The excitation signals used heavily influence the simulation techniques as well. This results in different approaches when the system is excited with a random signal, a single sinewave or a periodic signal. Take for example the transient simulation which is available in SPICE. This transient simulator is not suited for analysing some nonlinear high-frequency circuits (due to distributed components) or for the noise analysis in mixers. To solve this problem, simulation techniques such as harmonic balance and the shooting method were developed. They assume that all signal are either periodic of quasi-periodic. However, this makes harmonic balance unsuited for non-quasi-periodic signals, but makes the technique superior for the analysis of nonlinear microwave circuit and the noise analysis of mixer.
The problems and solutions for the simulation of complex systems will be illustrated on analog electronic circuits, while illustrating the link to more general complex systems. This includes methods to perform a transient analysis in the time domain, harmonic balance analysis in the frequency, determining periodic solutions in the time domain using a shooting method, large-signal / small signal analysis,…
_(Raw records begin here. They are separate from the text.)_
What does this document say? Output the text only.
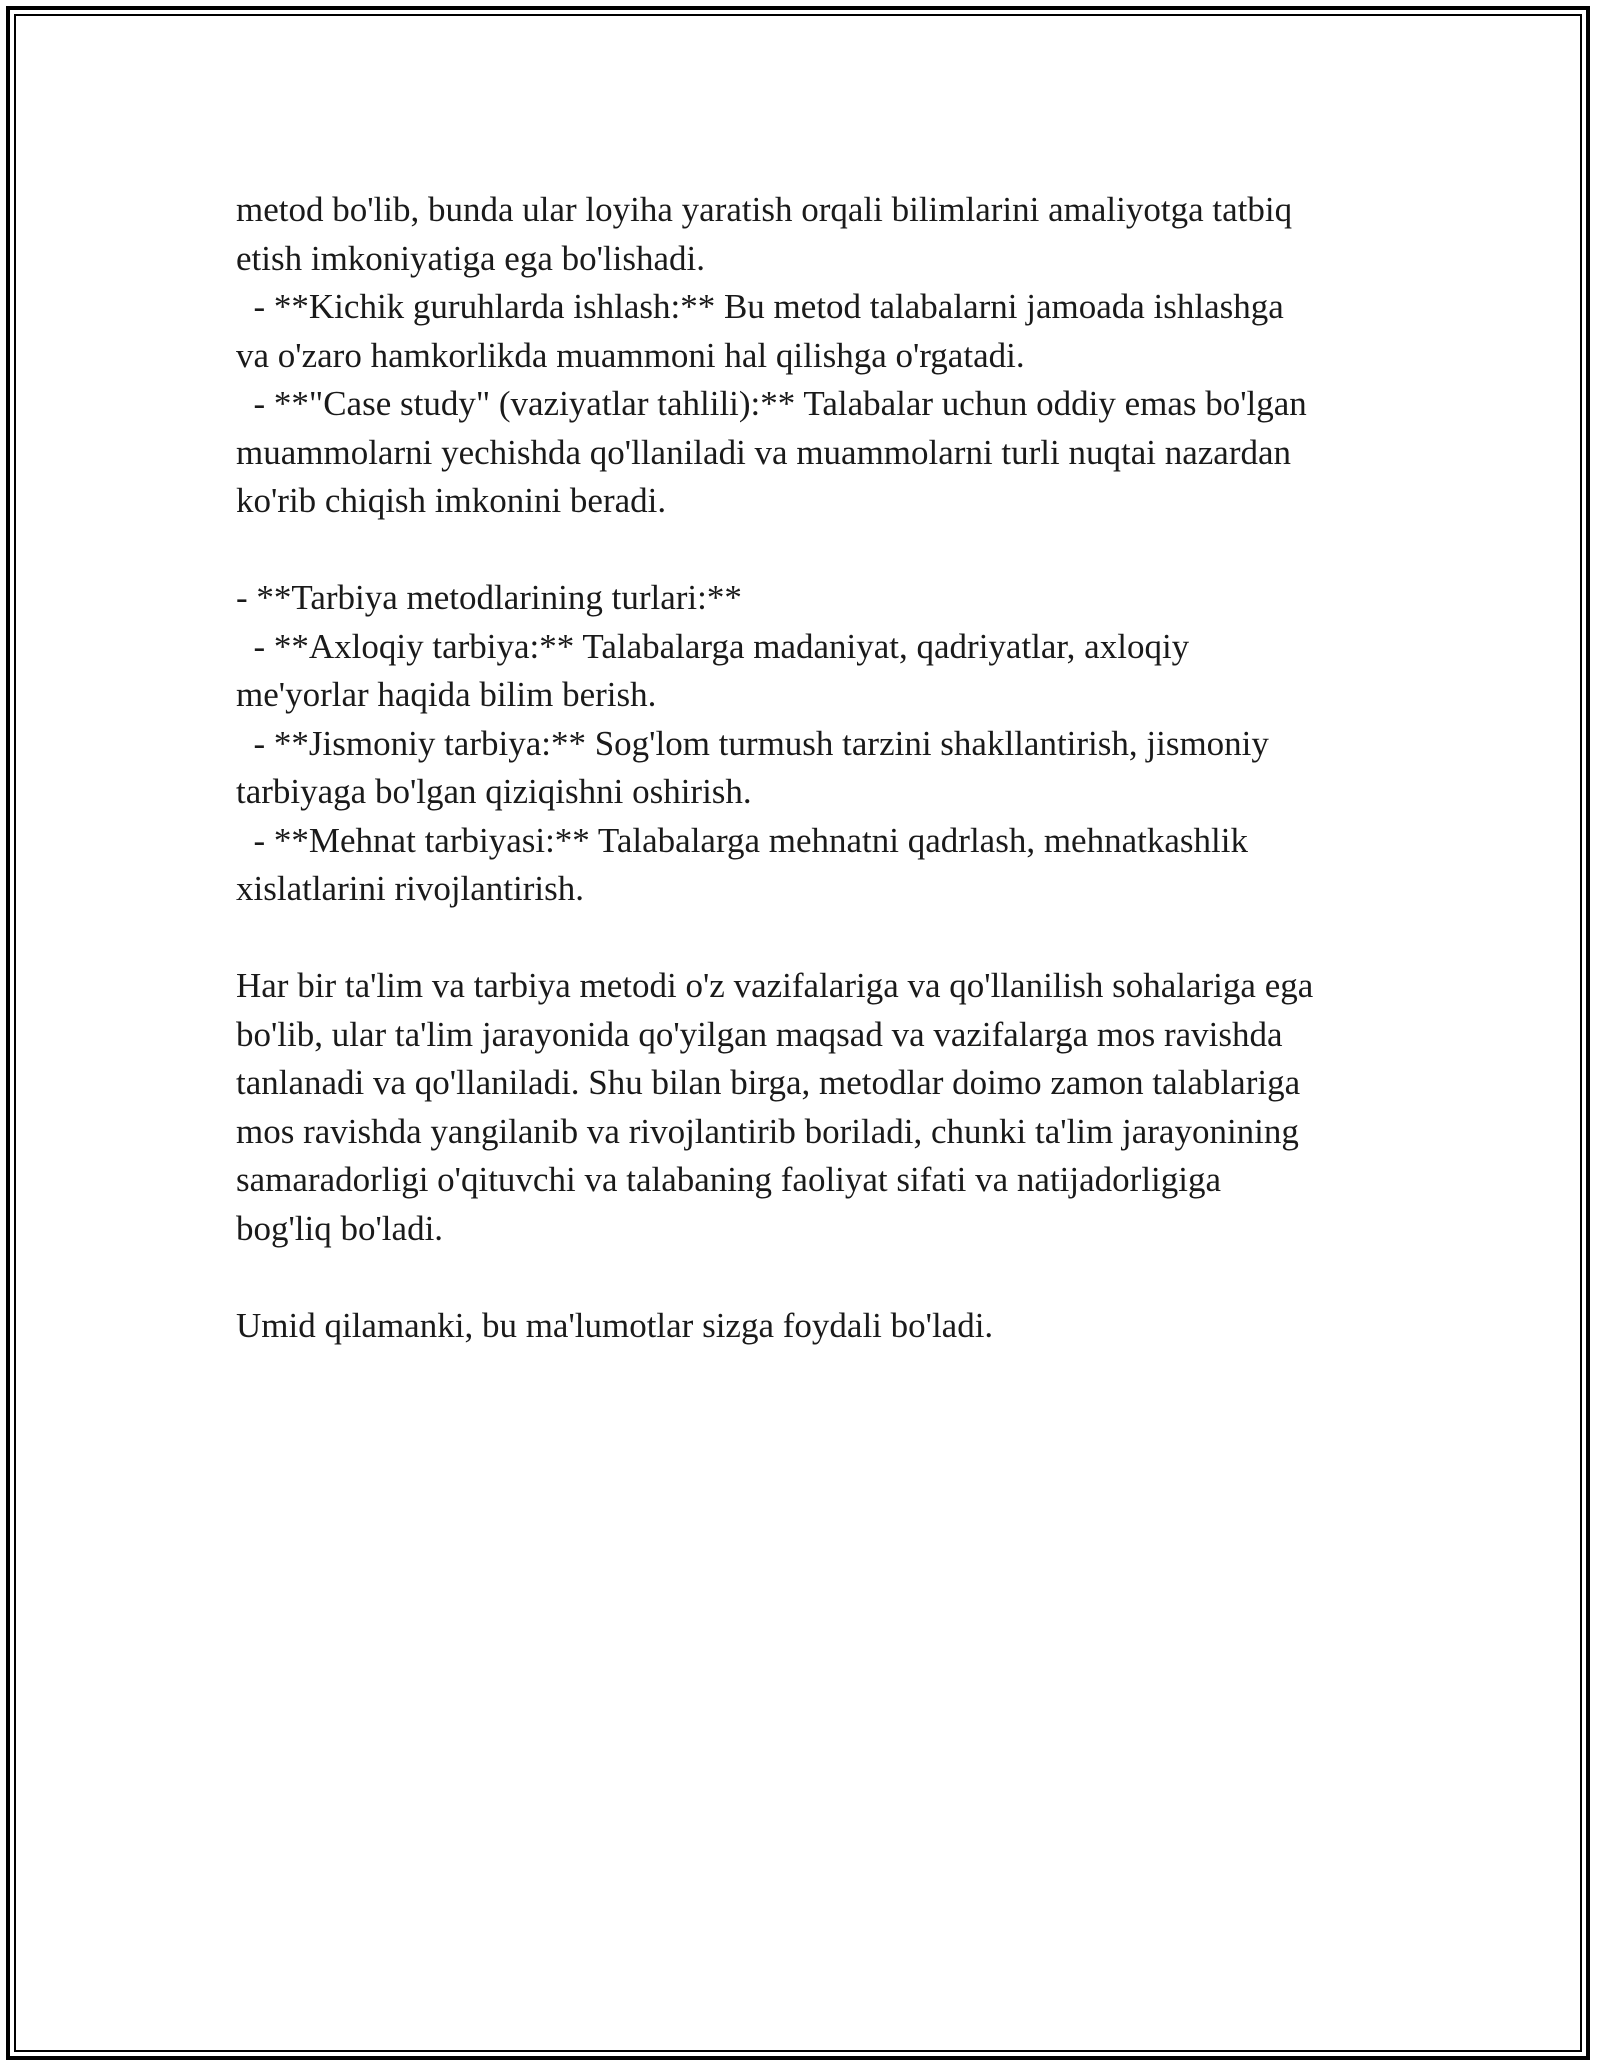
metod bo'lib, bunda ular loyiha yaratish orqali bilimlarini amaliyotga tatbiq
etish imkoniyatiga ega bo'lishadi.
- **Kichik guruhlarda ishlash:** Bu metod talabalarni jamoada ishlashga
va o'zaro hamkorlikda muammoni hal qilishga o'rgatadi.
- **"Case study" (vaziyatlar tahlili):** Talabalar uchun oddiy emas bo'lgan
muammolarni yechishda qo'llaniladi va muammolarni turli nuqtai nazardan
ko'rib chiqish imkonini beradi.
- **Tarbiya metodlarining turlari:**
- **Axloqiy tarbiya:** Talabalarga madaniyat, qadriyatlar, axloqiy
me'yorlar haqida bilim berish.
- **Jismoniy tarbiya:** Sog'lom turmush tarzini shakllantirish, jismoniy
tarbiyaga bo'lgan qiziqishni oshirish.
- **Mehnat tarbiyasi:** Talabalarga mehnatni qadrlash, mehnatkashlik
xislatlarini rivojlantirish.
Har bir ta'lim va tarbiya metodi o'z vazifalariga va qo'llanilish sohalariga ega
bo'lib, ular ta'lim jarayonida qo'yilgan maqsad va vazifalarga mos ravishda
tanlanadi va qo'llaniladi. Shu bilan birga, metodlar doimo zamon talablariga
mos ravishda yangilanib va rivojlantirib boriladi, chunki ta'lim jarayonining
samaradorligi o'qituvchi va talabaning faoliyat sifati va natijadorligiga
bog'liq bo'ladi.
Umid qilamanki, bu ma'lumotlar sizga foydali bo'ladi.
The aim of the course is to understand the pros and contras of the different available simulation techniques. This way, he/she should be able to judge which technique is the most appropriate for solving his/her analysis problem. In addition, it will become clear which simulation parameters are crucial for simulating the complex system in an accurate way.UP
2.3. Nonlinear distortion analysis in microwave and integrated circuits and systems
Gerd Vandersteen (gerd.vandersteen@vub.ac.be), Yves Rolain (yves.rolain@vub.ac.be)
This is an optional course for participants who are interested in integrated circuits and/or microwave systems. The course aims to demystify the nonlinear distortion analysis of circuits and systems, and more specifically on microwave and IC applications. Combining capability of analysing large circuits through simulation-based methods and the analytical insight provided by symbolic methods enables the analysis of the nonlinear behaviour of complex systems. The simulation-based methods make it possible to pinpoint the dominant nonlinearities, while the symbolic method can be used afterwards to get an analytical insight in the nonlinear behaviour. This will be demonstrated on a large set of practical microwave and integrated circuits examples.
The course revises the necessary notions on Volterra theory, starting from classical linear system theory. This results in a better understanding of the behaviour of the nonlinear system. The complexity of the resulting expressions, however, limits the applicability of this technique to simple systems.
The course also revises the Best-Linear-Approximation (BLA) paradigm, which represents the nonlinear system as a linear transfer function and additive nonlinear distortion components. It enables the separation of the various linear and nonlinear contributions and is able to pinpoint the dominant nonlinear distortions in a complex system and this in
a hierarchical way.
In addition to simulations, the course will also focus on practical aspects to retrieve the BLA from measurements. Both low-frequency and high-frequency (GHz-range) measurements techniques will be covered. This must enable the attendees to use the BLA nonlinear distortion analysis technique using both simulated and measured characteristics of heir devices.
The power of the Volterra theory and the BLA are finally combined to study a large set of microwave and IC examples. Starting from a single-transistor circuit, the circuits' complexity gradually increases over OPAMP to active filters and sigma-delta modulators. Both the symbolic method and the simulation-based methods are used side-by- side to gain insight in the nonlinear distortion properties of the system.
The attendees of the course are stimulated to apply the proposed nonlinear distortion techniques on their microwave /IC circuit of interest.